Political Abduction -- Jayjay Burgos
From the column of Ellen Tordesillas:
Pray for Jayjay
What struck me in that Pieta-like picture of Edith Burgos holding the picture of her missing son was the close resemblance of Jonas Joseph (Jayjay) to his father Joe Burgos, press freedom crusader and founder of We Forum and Malaya.
A witness to the abduction of Jayjay surfaced the other night at ABS-CBN after he saw Edith appealing for help to find her son.
The witness who hid under the name “Randy” said he saw Jayjay eating alone at the Hapag-Kainan restaurant at the Ever Gotesco Mall on Commonwealth Avenue in Quezon City about 1 p.m. when four “bodyguard-looking” men approached him. At first, Randy said, one of guys put his hand on Jayjay shoulders. “Hinihimas-himas,” was Randy’s description. I can imagine that it was a hard massage that the bodyguard-looking guy was applying on Jayjay.
Randy related that all of a sudden the burly men pulled Jayjay from his seat and forcefully brought him out of the mall. Jayjay was shouting, “Tulungan nyo ako! Dinudukot ako! Aktibista ako!” (Help me! I’m being abducted! I’m an activist!)
Randy said nobody dared help Jayjay. “Then everything went back to normal in the mall,” he said.
What Jayjay did, shouting and asking for help, is one of the tips in “staying alive” for journalists and activists in these dangerous times.
A former colleague in Malaya last night texted me they have information that it was elements of ISAFP (Intelligence Service of the Armed Forces of the Philippines) that abducted Jayjay. “Please pray,” she said.
I’m praying that Jayjay, married and a father to a one-year old baby, be given the strength to survive what he is going through. I’m also praying that God touch the conscience of his abductors and stop their malevolent operation.

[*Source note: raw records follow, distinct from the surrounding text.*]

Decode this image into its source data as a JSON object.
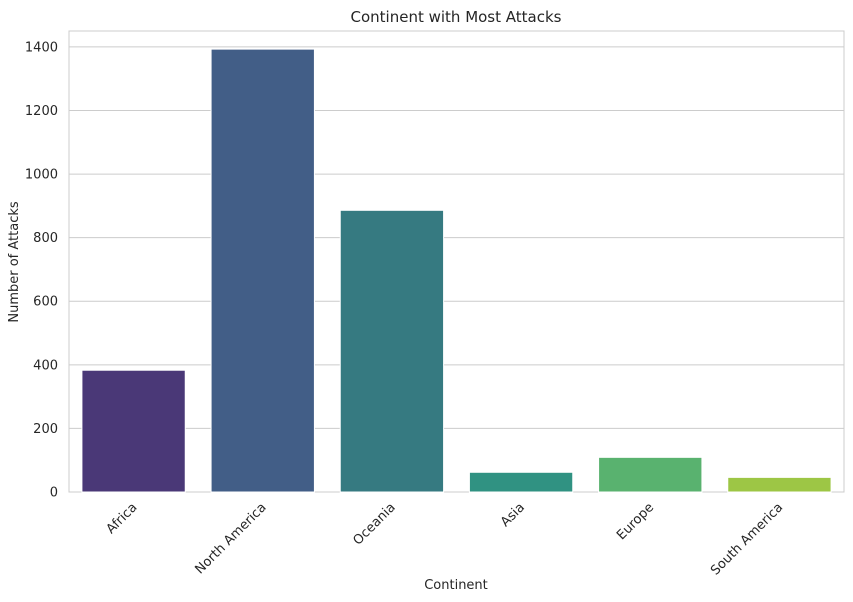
{
  "chart_data": {
    "type": "bar",
    "title": "Continent with Most Attacks",
    "xlabel": "Continent",
    "ylabel": "Number of Attacks",
    "categories": [
      "Africa",
      "North America",
      "Oceania",
      "Asia",
      "Europe",
      "South America"
    ],
    "values": [
      383,
      1393,
      886,
      62,
      109,
      46
    ],
    "colors": [
      "#4a3877",
      "#425e87",
      "#367a81",
      "#309282",
      "#59b26f",
      "#9dc645"
    ],
    "ylim": [
      0,
      1450
    ],
    "yticks": [
      0,
      200,
      400,
      600,
      800,
      1000,
      1200,
      1400
    ],
    "grid": true,
    "legend": "none"
  }
}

An agriculture graduate of Benguet State University, Jayjay is a member of Alyansa ng Magbubukid, a chapter of militant peasant organization Kilusang Magbubukid ng Pilipinas (KMP), which is in the watchlist of the military.
The morning before he was abducted Jayjay conducted a seminar on organic farming.
It’s easy to imagine where Jayjay got his interest in agriculture and concern for the plight of the disadvantaged. After retiring from journalism, Joe Burgos took up farming in Bulacan.
I can’t remember particularly Jayjay when he was much younger. He is 36 years old now so he must have been 13 years old when he and his brothers and sister would do summer work in Malaya as copy boys or proofreaders while we were pushing the limits of press freedom under a dictatorship.
He must have been 11 years old when his father, grandfather, uncle, and friends of his father who were columnists of We Forum, Malaya’s sister-publication, were arrested and jailed in December 1982 for publishing stories critical of Ferdinand Marcos, especially about his fake war medals which US publications picked up three years later.
Jayjay was just six years old when his father decided that he would not allow martial law to curtail his right to inform the public about the truth. We Forum’s first issue came out on May 1, 1977. That marked the birth of the alternative press.
Tapping 18 campus editors as correspondents, Joe gave the Filipino public stories that would not see print in the mainstream newspapers. On the day the first copies of We Forum hit the streets, the Metrocom (Metropolitan Command of the Philippine Constabulary) arrested three of the student editors covering the Labor Day rally.
That was exactly 30 years ago. Today, the life of the son of a man who helped regain our freedom is in peril under the custody of unidentified elements of repression. It’s as if nothing has changed.
From where he is now, Joe Burgos must be in grief.